Le dramaturge Jean Giraudoux
Lors du colloque sur la Production
scientifique et les espaces linguistiques, dont j’ai déjà parlé, un professeur congolais de l’Université Laval, m’avait beaucoup inspiré en citant Jean Giraudoux qui écrivait dans La
Guerre de Troie n’aura pas lieu :
« Les nations, comme les hommes, meurent d’imperceptibles impolitesses. »
J’en ai parlé dans ma précédente chronique sous l’angle civilisationnel, mais j’y reviens au sens le plus simple du mot politesse : ce qui est lisse. Ce qui m’amène à faire le lien entre la politesse
et l’art de communiquer, qui consiste essentiellement à présenter ses idées de façon lisse.
Plusieurs présentations – notamment celles des professeurs Gail Taillefer (Université de Toulouse), Serge Borg (Université de Franche-Comté) et Gérard Boismenu (Université de Montréal) – nous
ont rappelé à quel point les francophones et en particulier les Français maîtrisent mal les techniques de la communication scientifique. Et pas seulement en anglais puisque les revues
scientifiques en langue française sont rares, ce qui nous indique qu’il a là un bateau que les francophones n’ont pas su prendre dans un passé récent.
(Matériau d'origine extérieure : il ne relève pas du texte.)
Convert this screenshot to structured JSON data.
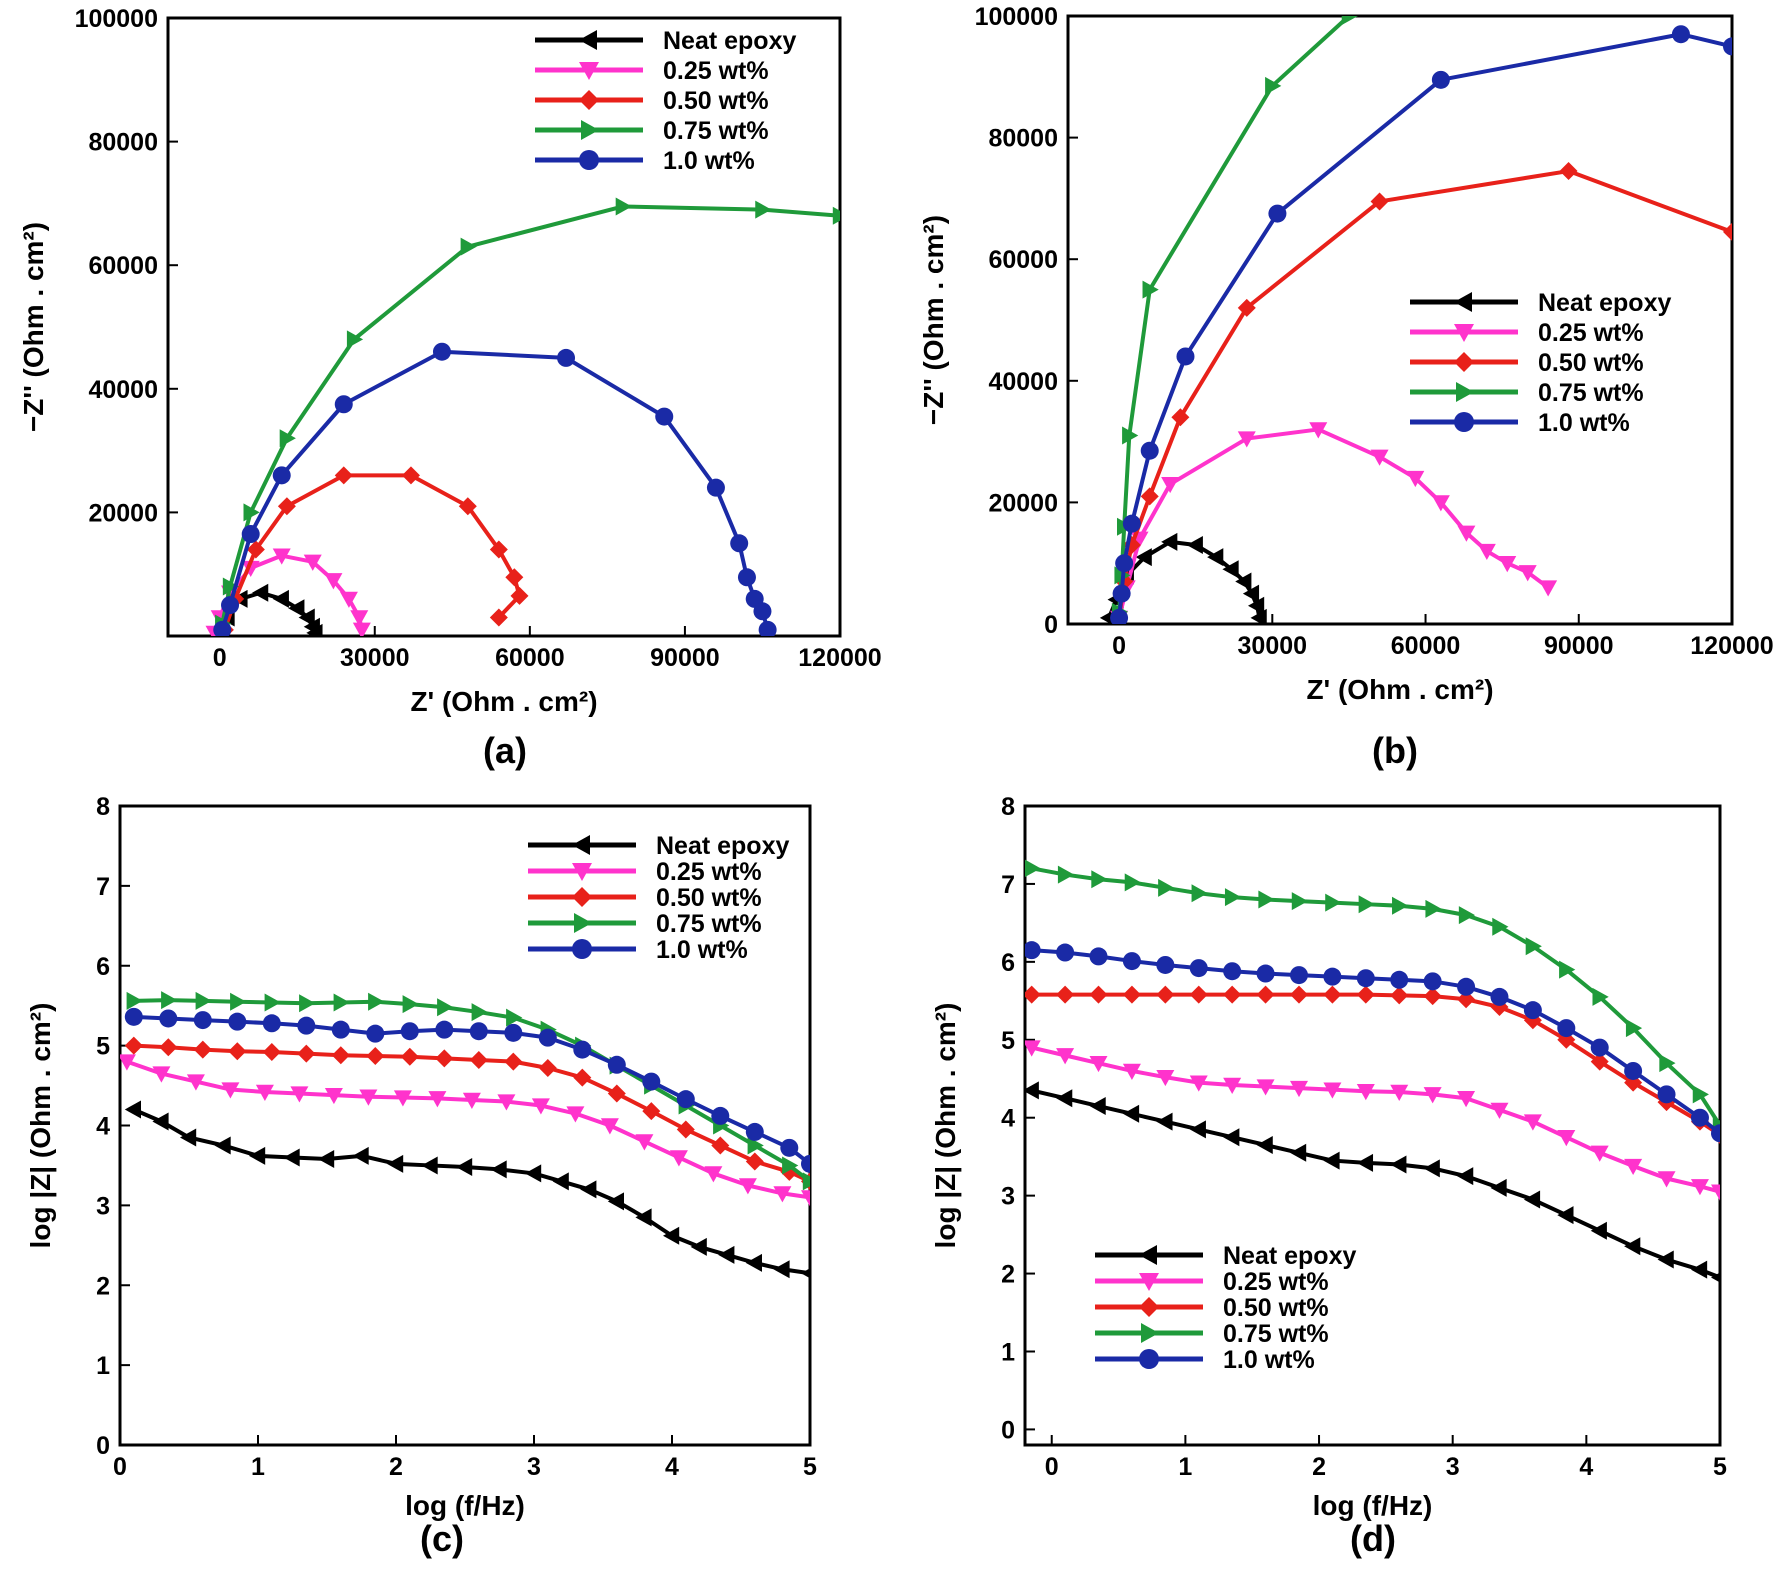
{
  "colors": {
    "Neat epoxy": "#000000",
    "0.25 wt%": "#ff33cc",
    "0.50 wt%": "#e8211a",
    "0.75 wt%": "#1f9a3a",
    "1.0 wt%": "#1a2aa6"
  },
  "markers": {
    "Neat epoxy": "triangle-left",
    "0.25 wt%": "triangle-down",
    "0.50 wt%": "diamond",
    "0.75 wt%": "triangle-right",
    "1.0 wt%": "circle"
  },
  "chart_data": [
    {
      "panel_label": "(a)",
      "type": "scatter",
      "xlabel": "Z' (Ohm . cm²)",
      "ylabel": "−Z'' (Ohm . cm²)",
      "xlim": [
        -10000,
        120000
      ],
      "ylim": [
        0,
        100000
      ],
      "xticks": [
        0,
        30000,
        60000,
        90000,
        120000
      ],
      "xtick_labels": [
        "0",
        "30000",
        "60000",
        "90000",
        "120000"
      ],
      "yticks": [
        20000,
        40000,
        60000,
        80000,
        100000
      ],
      "ytick_labels": [
        "20000",
        "40000",
        "60000",
        "80000",
        "100000"
      ],
      "legend_position": "top-right",
      "series": [
        {
          "name": "Neat epoxy",
          "x": [
            0,
            1500,
            4000,
            8000,
            12000,
            15000,
            17000,
            18000,
            18500
          ],
          "y": [
            500,
            3000,
            6000,
            7000,
            6000,
            4500,
            3000,
            1500,
            500
          ]
        },
        {
          "name": "0.25 wt%",
          "x": [
            -1000,
            0,
            2000,
            6000,
            12000,
            18000,
            22000,
            25000,
            27000,
            27500
          ],
          "y": [
            500,
            3000,
            7000,
            11000,
            13000,
            12000,
            9000,
            6000,
            3000,
            1000
          ]
        },
        {
          "name": "0.50 wt%",
          "x": [
            1000,
            3000,
            7000,
            13000,
            24000,
            37000,
            48000,
            54000,
            57000,
            58000,
            54000
          ],
          "y": [
            1000,
            6000,
            14000,
            21000,
            26000,
            26000,
            21000,
            14000,
            9500,
            6500,
            3000
          ]
        },
        {
          "name": "0.75 wt%",
          "x": [
            500,
            2000,
            6000,
            13000,
            26000,
            48000,
            78000,
            105000,
            120000
          ],
          "y": [
            2000,
            8000,
            20000,
            32000,
            48000,
            63000,
            69500,
            69000,
            68000
          ]
        },
        {
          "name": "1.0 wt%",
          "x": [
            500,
            2000,
            6000,
            12000,
            24000,
            43000,
            67000,
            86000,
            96000,
            100500,
            102000,
            103500,
            105000,
            106000
          ],
          "y": [
            1000,
            5000,
            16500,
            26000,
            37500,
            46000,
            45000,
            35500,
            24000,
            15000,
            9500,
            6000,
            4000,
            1000
          ]
        }
      ]
    },
    {
      "panel_label": "(b)",
      "type": "scatter",
      "xlabel": "Z' (Ohm . cm²)",
      "ylabel": "−Z'' (Ohm . cm²)",
      "xlim": [
        -10000,
        120000
      ],
      "ylim": [
        0,
        100000
      ],
      "xticks": [
        0,
        30000,
        60000,
        90000,
        120000
      ],
      "xtick_labels": [
        "0",
        "30000",
        "60000",
        "90000",
        "120000"
      ],
      "yticks": [
        0,
        20000,
        40000,
        60000,
        80000,
        100000
      ],
      "ytick_labels": [
        "0",
        "20000",
        "40000",
        "60000",
        "80000",
        "100000"
      ],
      "legend_position": "center-right",
      "series": [
        {
          "name": "Neat epoxy",
          "x": [
            -2000,
            -500,
            1500,
            5000,
            10000,
            15000,
            19000,
            22000,
            24500,
            26000,
            27000,
            27500
          ],
          "y": [
            1000,
            4000,
            8000,
            11000,
            13500,
            13000,
            11000,
            9000,
            7000,
            5000,
            3000,
            1000
          ]
        },
        {
          "name": "0.25 wt%",
          "x": [
            0,
            1500,
            4000,
            10000,
            25000,
            39000,
            51000,
            58000,
            63000,
            68000,
            72000,
            76000,
            80000,
            84000
          ],
          "y": [
            1000,
            6000,
            14000,
            23000,
            30500,
            32000,
            27500,
            24000,
            20000,
            15000,
            12000,
            10000,
            8500,
            6000
          ]
        },
        {
          "name": "0.50 wt%",
          "x": [
            0,
            1000,
            2500,
            6000,
            12000,
            25000,
            51000,
            88000,
            120000
          ],
          "y": [
            1000,
            7000,
            13000,
            21000,
            34000,
            52000,
            69500,
            74500,
            64500
          ]
        },
        {
          "name": "0.75 wt%",
          "x": [
            0,
            500,
            1000,
            2000,
            6000,
            30000,
            45000
          ],
          "y": [
            2000,
            8000,
            16000,
            31000,
            55000,
            88500,
            100000
          ]
        },
        {
          "name": "1.0 wt%",
          "x": [
            0,
            500,
            1000,
            2500,
            6000,
            13000,
            31000,
            63000,
            110000,
            120000
          ],
          "y": [
            1000,
            5000,
            10000,
            16500,
            28500,
            44000,
            67500,
            89500,
            97000,
            95000
          ]
        }
      ]
    },
    {
      "panel_label": "(c)",
      "type": "line",
      "xlabel": "log (f/Hz)",
      "ylabel": "log |Z| (Ohm . cm²)",
      "xlim": [
        0,
        5
      ],
      "ylim": [
        0,
        8
      ],
      "xticks": [
        0,
        1,
        2,
        3,
        4,
        5
      ],
      "xtick_labels": [
        "0",
        "1",
        "2",
        "3",
        "4",
        "5"
      ],
      "yticks": [
        0,
        1,
        2,
        3,
        4,
        5,
        6,
        7,
        8
      ],
      "ytick_labels": [
        "0",
        "1",
        "2",
        "3",
        "4",
        "5",
        "6",
        "7",
        "8"
      ],
      "legend_position": "top-right",
      "series": [
        {
          "name": "Neat epoxy",
          "x": [
            0.1,
            0.3,
            0.5,
            0.75,
            1.0,
            1.25,
            1.5,
            1.75,
            2.0,
            2.25,
            2.5,
            2.75,
            3.0,
            3.2,
            3.4,
            3.6,
            3.8,
            4.0,
            4.2,
            4.4,
            4.6,
            4.8,
            5.0
          ],
          "y": [
            4.2,
            4.05,
            3.85,
            3.75,
            3.62,
            3.6,
            3.58,
            3.62,
            3.52,
            3.5,
            3.48,
            3.45,
            3.4,
            3.3,
            3.2,
            3.05,
            2.85,
            2.62,
            2.48,
            2.38,
            2.28,
            2.2,
            2.15
          ]
        },
        {
          "name": "0.25 wt%",
          "x": [
            0.05,
            0.3,
            0.55,
            0.8,
            1.05,
            1.3,
            1.55,
            1.8,
            2.05,
            2.3,
            2.55,
            2.8,
            3.05,
            3.3,
            3.55,
            3.8,
            4.05,
            4.3,
            4.55,
            4.8,
            5.0
          ],
          "y": [
            4.8,
            4.65,
            4.55,
            4.45,
            4.42,
            4.4,
            4.38,
            4.36,
            4.35,
            4.34,
            4.32,
            4.3,
            4.25,
            4.15,
            4.0,
            3.8,
            3.6,
            3.4,
            3.25,
            3.15,
            3.1
          ]
        },
        {
          "name": "0.50 wt%",
          "x": [
            0.1,
            0.35,
            0.6,
            0.85,
            1.1,
            1.35,
            1.6,
            1.85,
            2.1,
            2.35,
            2.6,
            2.85,
            3.1,
            3.35,
            3.6,
            3.85,
            4.1,
            4.35,
            4.6,
            4.85,
            5.0
          ],
          "y": [
            5.0,
            4.98,
            4.95,
            4.93,
            4.92,
            4.9,
            4.88,
            4.87,
            4.86,
            4.84,
            4.82,
            4.8,
            4.72,
            4.6,
            4.4,
            4.18,
            3.95,
            3.75,
            3.55,
            3.42,
            3.3
          ]
        },
        {
          "name": "0.75 wt%",
          "x": [
            0.1,
            0.35,
            0.6,
            0.85,
            1.1,
            1.35,
            1.6,
            1.85,
            2.1,
            2.35,
            2.6,
            2.85,
            3.1,
            3.35,
            3.6,
            3.85,
            4.1,
            4.35,
            4.6,
            4.85,
            5.0
          ],
          "y": [
            5.56,
            5.57,
            5.56,
            5.55,
            5.54,
            5.53,
            5.54,
            5.55,
            5.52,
            5.48,
            5.42,
            5.35,
            5.2,
            5.0,
            4.75,
            4.5,
            4.25,
            4.0,
            3.75,
            3.5,
            3.3
          ]
        },
        {
          "name": "1.0 wt%",
          "x": [
            0.1,
            0.35,
            0.6,
            0.85,
            1.1,
            1.35,
            1.6,
            1.85,
            2.1,
            2.35,
            2.6,
            2.85,
            3.1,
            3.35,
            3.6,
            3.85,
            4.1,
            4.35,
            4.6,
            4.85,
            5.0
          ],
          "y": [
            5.36,
            5.34,
            5.32,
            5.3,
            5.28,
            5.25,
            5.2,
            5.15,
            5.18,
            5.2,
            5.18,
            5.16,
            5.1,
            4.95,
            4.76,
            4.55,
            4.33,
            4.12,
            3.92,
            3.72,
            3.52
          ]
        }
      ]
    },
    {
      "panel_label": "(d)",
      "type": "line",
      "xlabel": "log (f/Hz)",
      "ylabel": "log |Z| (Ohm . cm²)",
      "xlim": [
        -0.2,
        5
      ],
      "ylim": [
        -0.2,
        8
      ],
      "xticks": [
        0,
        1,
        2,
        3,
        4,
        5
      ],
      "xtick_labels": [
        "0",
        "1",
        "2",
        "3",
        "4",
        "5"
      ],
      "yticks": [
        0,
        1,
        2,
        3,
        4,
        5,
        6,
        7,
        8
      ],
      "ytick_labels": [
        "0",
        "1",
        "2",
        "3",
        "4",
        "5",
        "6",
        "7",
        "8"
      ],
      "legend_position": "bottom-left",
      "series": [
        {
          "name": "Neat epoxy",
          "x": [
            -0.15,
            0.1,
            0.35,
            0.6,
            0.85,
            1.1,
            1.35,
            1.6,
            1.85,
            2.1,
            2.35,
            2.6,
            2.85,
            3.1,
            3.35,
            3.6,
            3.85,
            4.1,
            4.35,
            4.6,
            4.85,
            5.0
          ],
          "y": [
            4.35,
            4.25,
            4.15,
            4.05,
            3.95,
            3.85,
            3.75,
            3.65,
            3.55,
            3.45,
            3.42,
            3.4,
            3.35,
            3.25,
            3.1,
            2.95,
            2.75,
            2.55,
            2.35,
            2.18,
            2.05,
            1.95
          ]
        },
        {
          "name": "0.25 wt%",
          "x": [
            -0.15,
            0.1,
            0.35,
            0.6,
            0.85,
            1.1,
            1.35,
            1.6,
            1.85,
            2.1,
            2.35,
            2.6,
            2.85,
            3.1,
            3.35,
            3.6,
            3.85,
            4.1,
            4.35,
            4.6,
            4.85,
            5.0
          ],
          "y": [
            4.9,
            4.8,
            4.7,
            4.6,
            4.52,
            4.45,
            4.42,
            4.4,
            4.38,
            4.36,
            4.34,
            4.33,
            4.3,
            4.25,
            4.1,
            3.95,
            3.75,
            3.55,
            3.38,
            3.22,
            3.12,
            3.05
          ]
        },
        {
          "name": "0.50 wt%",
          "x": [
            -0.15,
            0.1,
            0.35,
            0.6,
            0.85,
            1.1,
            1.35,
            1.6,
            1.85,
            2.1,
            2.35,
            2.6,
            2.85,
            3.1,
            3.35,
            3.6,
            3.85,
            4.1,
            4.35,
            4.6,
            4.85,
            5.0
          ],
          "y": [
            5.58,
            5.58,
            5.58,
            5.58,
            5.58,
            5.58,
            5.58,
            5.58,
            5.58,
            5.58,
            5.58,
            5.57,
            5.56,
            5.52,
            5.42,
            5.25,
            5.0,
            4.72,
            4.45,
            4.2,
            3.95,
            3.78
          ]
        },
        {
          "name": "0.75 wt%",
          "x": [
            -0.15,
            0.1,
            0.35,
            0.6,
            0.85,
            1.1,
            1.35,
            1.6,
            1.85,
            2.1,
            2.35,
            2.6,
            2.85,
            3.1,
            3.35,
            3.6,
            3.85,
            4.1,
            4.35,
            4.6,
            4.85,
            5.0
          ],
          "y": [
            7.2,
            7.12,
            7.06,
            7.02,
            6.95,
            6.88,
            6.83,
            6.8,
            6.78,
            6.76,
            6.74,
            6.72,
            6.68,
            6.6,
            6.45,
            6.2,
            5.9,
            5.55,
            5.15,
            4.7,
            4.3,
            3.9
          ]
        },
        {
          "name": "1.0 wt%",
          "x": [
            -0.15,
            0.1,
            0.35,
            0.6,
            0.85,
            1.1,
            1.35,
            1.6,
            1.85,
            2.1,
            2.35,
            2.6,
            2.85,
            3.1,
            3.35,
            3.6,
            3.85,
            4.1,
            4.35,
            4.6,
            4.85,
            5.0
          ],
          "y": [
            6.15,
            6.12,
            6.07,
            6.01,
            5.96,
            5.92,
            5.88,
            5.85,
            5.83,
            5.81,
            5.79,
            5.77,
            5.75,
            5.68,
            5.55,
            5.38,
            5.15,
            4.9,
            4.6,
            4.3,
            4.0,
            3.8
          ]
        }
      ]
    }
  ]
}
Pour le dire simplement, ils ont beaucoup de mal à se conformer à l’impératif d’écrire pour être
compris.
Comme auteur et comme journaliste, j’observe la même chose depuis 20 ans – sans pour autant avoir pu mettre le doigt sur la cause exacte de ce problème. Si j’étais étudiant au doctorat,
j’en ferais mon sujet de thèse.
Du début du XVIIe siècle jusqu’à la Seconde Guerre mondiale, les élites francophones, en particulier françaises, se faisaient un point d’honneur d’écrire clairement. Aucune langue n’a
pour nature d’être plus ou moins claire qu’une autre, mais les Français avaient développé une profonde éthique de clarté. Ils ambitionnaient d’écrire pour le monde.
Depuis deux ou trois générations (je ne saurais établir une date exacte), cet esprit s’est émoussé. S’il n’a pas complètement disparu, on observe des carences aux quatre coins du monde
francophone – dans les publications scientifiques, mais cela est aussi évident dans l’ensemble de l’édition.
Un de mes rédacteurs en chef, Jean Paré, disait jadis :
« Les Français s’expriment et les Américains communiquent. »
La formule est lapidaire, mais elle est claire.
Dans mon métier, les exemples sont archinombreux. Les pratiques éditoriales françaises vont souvent à l’encontre de la clarté. Les revues françaises sont dépourvues d’alinéas, qui rendent
lisible la structure des textes. Les livres n’ont pas d’index. Les auteurs écrivent souvent des phrases longues et sinueuses. Les rédacteurs n’osent pas retoucher les textes.
Certains grands esprits (et nombre d’esprits moins grands) s’ingénient également à écrire de façon confuse et inintelligible. Je me rappelle que, étudiant, j’avais été surpris et déçu de
constater à quel point Michel Foucault est illisible en français. Pour comprendre où il voulait en venir, il fallait utiliser la traduction anglaise.
Dans cette logique d’expression, l’auteur s’exprime et c’est au lecteur de construire le sens. Cela peut se défendre s’il s’agit d’expériences littéraires. Mais l’hermétisme est carrément
suicidaire et contreproductif quand il s’agit de communiquer. Qu’un chercheur le fasse, c’est son droit. Quand des cohortes entières écrivent dans cet esprit, c’est un syndrome.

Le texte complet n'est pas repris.